It is very natural for a man of a kind disposition, to amuse himself with the promises his imagination makes to him of the future condition of his children, and to represent to himself the figure they shall bear in the world after he has left it. When his prospects of this kind are agreeable, his fondness gives as it were a longer date to his own life; and the survivorship of a worthy man in his son, is a pleasure scarce inferior to the hopes of the continuance of his own life. That man is happy who can believe of his son, that he will escape the follies and indiscretions of which he himself was guilty, and pursue and improve every thing that was valuable in him. The continuance of his virtue is much more.to be regarded than that of his life; but it is the most lamentable of all reflections, to think that the heir of a man's fortune is such a one as will be a stranger to his friends, alienated from the same interests, and a promoter of every thing which he himself disapproved. An estate in possession of such a successor to a good man, is worse than laid waste; and the family, of which he is the head, is in a more de- ` plorable condition than that of being extinct.

When I visit the agreeable seat of my honoured friend Ruricola, and walk from room to room revolving many pleasing occurrences, and the expressions of many just sentiments I have heard him utter, and see the booby his heir in pain, while he is doing the honours of his house to the friend of his father, the heaviness it gives one is not to be expressed. Want of genius is not to be imputed to any man, but want of humanity is a man's own fault. The son of Ruricola, whose life was one continued series of worthy actions, and gentlemanlike inclinations, is the companion of drunken clowns, and knows no sense of praise but in the flattery he receives from his own servants; his pleasures are mean and inordinate, his language base and filthy, his behaviour rough and absurd. Is this creature to be accounted the successor of a man of virtue, wit, and breeding? At the same time that I have this melancholy prospect at the house where I miss my old friend, I can go to a gentleman's not far off it, where he has a daughter who is the picture both of his body and mind, but both improved with the beauty and modesty peculiar to her sex. It is she who supplies the loss of her father to the world; she, without his name or fortune, is a truer memorial of him, than her brother who succeeds him in both. Such an offspring as the eldest son of my friend perpetuates his father in the same manner as the appearance of his ghost would; it is indeed Ruricola, but it is Ruricola grown frightful.

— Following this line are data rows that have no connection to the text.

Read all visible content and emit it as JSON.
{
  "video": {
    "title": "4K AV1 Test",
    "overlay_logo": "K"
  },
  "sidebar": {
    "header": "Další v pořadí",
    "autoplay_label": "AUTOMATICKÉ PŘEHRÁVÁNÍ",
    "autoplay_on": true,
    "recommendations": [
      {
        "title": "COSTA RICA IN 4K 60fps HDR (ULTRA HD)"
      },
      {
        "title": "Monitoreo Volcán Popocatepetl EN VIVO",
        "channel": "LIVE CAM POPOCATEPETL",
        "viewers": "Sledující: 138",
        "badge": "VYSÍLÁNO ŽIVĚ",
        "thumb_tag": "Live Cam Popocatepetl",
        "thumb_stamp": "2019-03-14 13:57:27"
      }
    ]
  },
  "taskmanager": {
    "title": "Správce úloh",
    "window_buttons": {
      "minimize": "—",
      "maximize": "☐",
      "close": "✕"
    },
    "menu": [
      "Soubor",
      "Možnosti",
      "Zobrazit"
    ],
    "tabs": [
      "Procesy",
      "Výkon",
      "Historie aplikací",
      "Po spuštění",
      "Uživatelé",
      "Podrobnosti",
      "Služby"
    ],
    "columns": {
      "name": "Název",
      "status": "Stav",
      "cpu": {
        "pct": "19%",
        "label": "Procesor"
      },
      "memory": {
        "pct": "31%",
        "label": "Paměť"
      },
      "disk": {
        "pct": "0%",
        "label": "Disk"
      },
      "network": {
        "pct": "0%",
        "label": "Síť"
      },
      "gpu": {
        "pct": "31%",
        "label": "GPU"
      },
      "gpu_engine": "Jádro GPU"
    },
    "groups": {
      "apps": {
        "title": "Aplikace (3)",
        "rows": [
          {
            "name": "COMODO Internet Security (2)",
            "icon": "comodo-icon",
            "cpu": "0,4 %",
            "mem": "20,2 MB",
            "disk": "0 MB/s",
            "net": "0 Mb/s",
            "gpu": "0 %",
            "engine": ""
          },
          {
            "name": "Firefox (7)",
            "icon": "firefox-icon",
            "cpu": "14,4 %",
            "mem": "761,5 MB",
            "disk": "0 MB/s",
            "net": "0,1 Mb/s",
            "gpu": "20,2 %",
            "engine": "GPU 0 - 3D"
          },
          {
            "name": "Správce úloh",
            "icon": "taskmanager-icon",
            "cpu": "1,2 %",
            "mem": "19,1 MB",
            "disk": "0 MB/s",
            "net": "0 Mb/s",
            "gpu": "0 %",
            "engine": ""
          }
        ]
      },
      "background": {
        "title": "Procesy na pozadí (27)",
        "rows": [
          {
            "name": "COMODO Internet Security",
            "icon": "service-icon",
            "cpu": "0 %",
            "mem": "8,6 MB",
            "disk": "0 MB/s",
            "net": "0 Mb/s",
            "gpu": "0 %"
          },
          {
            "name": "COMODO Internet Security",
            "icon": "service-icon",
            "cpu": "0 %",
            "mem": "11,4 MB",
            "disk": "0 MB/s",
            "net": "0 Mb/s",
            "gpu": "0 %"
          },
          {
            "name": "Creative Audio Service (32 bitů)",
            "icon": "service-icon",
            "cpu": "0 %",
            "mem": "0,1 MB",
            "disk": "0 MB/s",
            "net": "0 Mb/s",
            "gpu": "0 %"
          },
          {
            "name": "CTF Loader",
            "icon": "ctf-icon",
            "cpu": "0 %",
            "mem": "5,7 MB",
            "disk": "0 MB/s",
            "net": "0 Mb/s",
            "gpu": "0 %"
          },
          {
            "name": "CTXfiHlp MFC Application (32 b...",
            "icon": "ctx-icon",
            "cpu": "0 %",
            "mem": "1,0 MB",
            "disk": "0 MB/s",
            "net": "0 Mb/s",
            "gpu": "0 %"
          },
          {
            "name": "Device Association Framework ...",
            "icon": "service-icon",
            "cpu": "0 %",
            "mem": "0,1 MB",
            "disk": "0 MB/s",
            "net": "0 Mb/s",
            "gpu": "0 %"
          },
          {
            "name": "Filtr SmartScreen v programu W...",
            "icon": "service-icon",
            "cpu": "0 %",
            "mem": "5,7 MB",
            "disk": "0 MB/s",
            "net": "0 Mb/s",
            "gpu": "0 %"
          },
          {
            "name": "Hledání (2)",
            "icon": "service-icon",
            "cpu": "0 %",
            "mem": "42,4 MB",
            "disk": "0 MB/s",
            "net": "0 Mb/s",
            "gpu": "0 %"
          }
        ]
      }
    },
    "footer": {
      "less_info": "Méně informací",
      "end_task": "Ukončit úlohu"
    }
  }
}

I know not to what to attribute the brutal turn which this young man has taken, except it may be to a certain severity and distance which his father used towards him, and might perhaps, have occasioned a dislike to those modes of life, which were not made amiable to him by freedom and affability.

*

We may promise ourselves that no such excrescence will appear in the family of the Cornelii, where the father lives with his sons like their eldest brother, and the sons converse with him as if they did it for no other reason but that he is the wisest man of their acquaintance. As the Cornelii. are eminent traders, their good correspondence with each other is useful to all that know them, as well as to themselves; and their friendship, good-will, and kind offices, are disposed of jointly as well as their fortune, so that no one ever obliged one of them, who had not the obligation multiplied in returns from them all.

It is the most beautiful object the eyes of man can behold to see a man of worth and his son live in an entire unreserved correspondence. The mutual kindness and affection between them, give an inexpressible satisfaction to all who know them. It is a sublime pleasure which increases by the participation. It is as sacred as friendship, as pleasureable as love, and as joyful as religion. This state of mind does not only dissipate sorrow, which would be extreme without it, but enlarges pleasures which would otherwise be contemptible. The most indifferent thing has its force and beauty when it is spoke by a kind father, and an insignificant trifle has its weight when offered by a dutiful child. I know not how to express it, but I think I may call it a 'transplanted self-love.' All the enjoyments and sufferings which a man meets with are regard

* By the Cornelii, the Spectator is supposed to mean the family of the Eyleses, merchants of distinction: of whom Francis Eyles, Esq., the father, who was a director of the East India company, and alderman of London, was created a baronet, 1 Geo. I. His eldest surviving son, Sir John Eyles, bart., was afterwards lord mayor in 1727; and another of his sons, Sir Joseph Eyles, knt., was sheriff of London in 1725.